Varmint shooting according to Quarterbore

In my discussion here I will emphasize groundhog hunting, as that's what I do. The ballistics, and other effects are based on my first hand experience over many years of killing chucks! As I see it, varmint hunting falls into two basic categories. There are the smaller varmint calibers and the long-range varmint calibers. I will try to discuss my experiences with both. First, let me emphasize this experience is not intended to endorse this type of shooting at other game. My personal opinion of groundhogs, developed from years living on the farm, is that they are nothing more than over sized rats that destroy crops and equipment. If I cripple or wound one, while not my goal, is fine by me given my low opinion of the species. I would never try what I discuss here on a species that I felt differently about!


The smaller varmint calibers, say 222, 223, and 22-250 are very effective up to short to medium ranges. A 222 is effective to about 200 - 300 yards, a 223 to 300 to 350, and the 22-250 to about 400. You can try further, but unless it's a really calm day, the lighter bullets at slower velocities just don't like to spend that much time going in a straight line! Even the 220 swift, which is an extremely flat shooter, has problems at long ranges because the light bullet just doesn't have the mass to maintain energy and prevent wind drift.

I have a Remington 700 BDL/VLS in 223, but I consider it to be a short-range weapon for shots inside 300 yards. If there is even the slightest wind, hitting a groundhog can get really tough at ranges as close as 250 yards. Let me emphasize that even if you are really good at reading wind direction and speed, the wind will not be consistent across a field and hence it is almost impossible to predict how the bullet will actually act when shooting longer distances (250 or more yards)! Even on calm days, your trajectory that depends on the distance you are shooting, your bullet, land topography (uphill, downhill, etc.) and the actual velocity out of your gun. These facts combine to make real world shooting calculations extremely difficult!

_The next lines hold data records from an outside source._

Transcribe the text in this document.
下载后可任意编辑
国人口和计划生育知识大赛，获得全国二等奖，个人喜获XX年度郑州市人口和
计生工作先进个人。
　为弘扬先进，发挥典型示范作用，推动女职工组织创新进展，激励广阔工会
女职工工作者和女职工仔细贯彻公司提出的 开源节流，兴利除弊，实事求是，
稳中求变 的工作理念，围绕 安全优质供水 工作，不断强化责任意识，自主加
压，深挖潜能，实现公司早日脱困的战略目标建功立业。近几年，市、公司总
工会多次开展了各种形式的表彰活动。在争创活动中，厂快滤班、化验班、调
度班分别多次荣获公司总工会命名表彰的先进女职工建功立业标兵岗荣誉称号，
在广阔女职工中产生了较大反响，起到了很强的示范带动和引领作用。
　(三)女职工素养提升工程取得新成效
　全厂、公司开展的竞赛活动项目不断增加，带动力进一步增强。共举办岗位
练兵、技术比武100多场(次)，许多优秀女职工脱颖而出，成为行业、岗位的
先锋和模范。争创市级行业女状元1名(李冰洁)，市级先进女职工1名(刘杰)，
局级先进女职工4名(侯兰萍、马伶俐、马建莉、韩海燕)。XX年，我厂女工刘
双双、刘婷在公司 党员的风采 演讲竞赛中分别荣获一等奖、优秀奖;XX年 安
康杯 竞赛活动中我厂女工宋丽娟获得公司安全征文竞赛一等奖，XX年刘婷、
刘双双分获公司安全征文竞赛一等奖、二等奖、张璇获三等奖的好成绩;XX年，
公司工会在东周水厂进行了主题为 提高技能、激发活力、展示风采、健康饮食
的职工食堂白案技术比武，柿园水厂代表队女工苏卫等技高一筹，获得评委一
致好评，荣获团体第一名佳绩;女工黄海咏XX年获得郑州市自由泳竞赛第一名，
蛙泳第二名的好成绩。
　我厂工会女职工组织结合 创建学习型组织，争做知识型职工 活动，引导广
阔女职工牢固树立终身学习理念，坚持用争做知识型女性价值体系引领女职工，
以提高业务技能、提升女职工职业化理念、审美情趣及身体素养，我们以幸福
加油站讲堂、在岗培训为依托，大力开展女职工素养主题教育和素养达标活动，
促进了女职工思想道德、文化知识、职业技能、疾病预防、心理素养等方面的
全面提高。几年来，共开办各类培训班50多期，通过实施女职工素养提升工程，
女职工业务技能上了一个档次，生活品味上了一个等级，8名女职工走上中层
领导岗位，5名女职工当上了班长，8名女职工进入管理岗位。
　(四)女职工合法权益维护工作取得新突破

Cartridges which fit this billing include the 6-284, 6-06, 240 Weaterby, 25-06, 257 Weaterby, and others wildcats too numerous to list. These calibers share the trait of having bullets with extremely high ballistic coefficients and adequate powder charges to really push the bullet. The 243, 244 (6mm), and 257 Roberts share the same bullets but lack the high velocities for this specialized niche.

I use a 25-06, which is particularly fond of 85 gr. Nosler ballistic tips. With this combination, I can literally splatter a chuck at 400 plus yards. The furthest I can claim to date was 525 yards, although I have to admit it took three attempts to connect! Shooting at these ranges require very accurate range determination and knowledge of you gun's ballistics with a particular load. The 6mm bore and 257 Weatherby also share his type of performance. I know of guys with 6-284 (284 win. Necked down to 6mm) 6-06 (30-06 necked down to 6mm), 240 Weatherby, and 257 Weatherby. These four are all pretty similar to each other with wild results at long ranges! These three are even flatter shooting than the 25-06, but the Weatherby brass is expensive and you will have to build a 6-284 or 6-06. I consider the 25-06 to be an economical alternative, although I have a deep respect for any of them especially the 6-284, which is by far the most accurate varmint cartridge that fits this billing.

The 243 and 6mm Remington are also good rounds, but they don't compare to the others I've mentioned for real reach out and splatter them results! The reason is simply energy and wind bucking ability. The 243 and 6mm with their slower velocity lack some of the wind bucking ability of the hotter cartridges. If you are serious about long ranges, I recommend the serious varmint cartridges as listed.

*** Summary ***

In the real world, distances of 400 yards almost always have slight wind currents that can really make it tough! I've tried the long shots with a 223, but the lightweight .22 bullets just don't like the wind, even a slight wind! It's the wind (even heat waves) that makes the bigger varmint calibers excel for long-range work! The smaller calibers are ideal if you are going to be doing a lot of shooting. They are much quieter, have less recoil, and are less expensive to reload. The quiet part is the reason I bought my 223, as there are times that I donít need to shoot the long distances. Also, with a 223 I have been able to shoot several chucks in the same field before they figure out that I'm back!

Hence the question is, are you looking for the ultimate long-range varmint rifle, or a varmint rifle. There are advantages to both, as I have tried to describe, and that is why I have guns that fill both categories. Finally, a larger rifle is a quite capable deer and antelope sized game rifle. The practice at groundhogs will enable you to become experienced with the same gun you will use in the fall hunting big game.

Note, I never practice what I preach about groundhogs on bigger game! Big game deserves more respect than a cropland-destroying rat of oversized proportions! (PS I know a groundhog is a squirrel, but they don't!)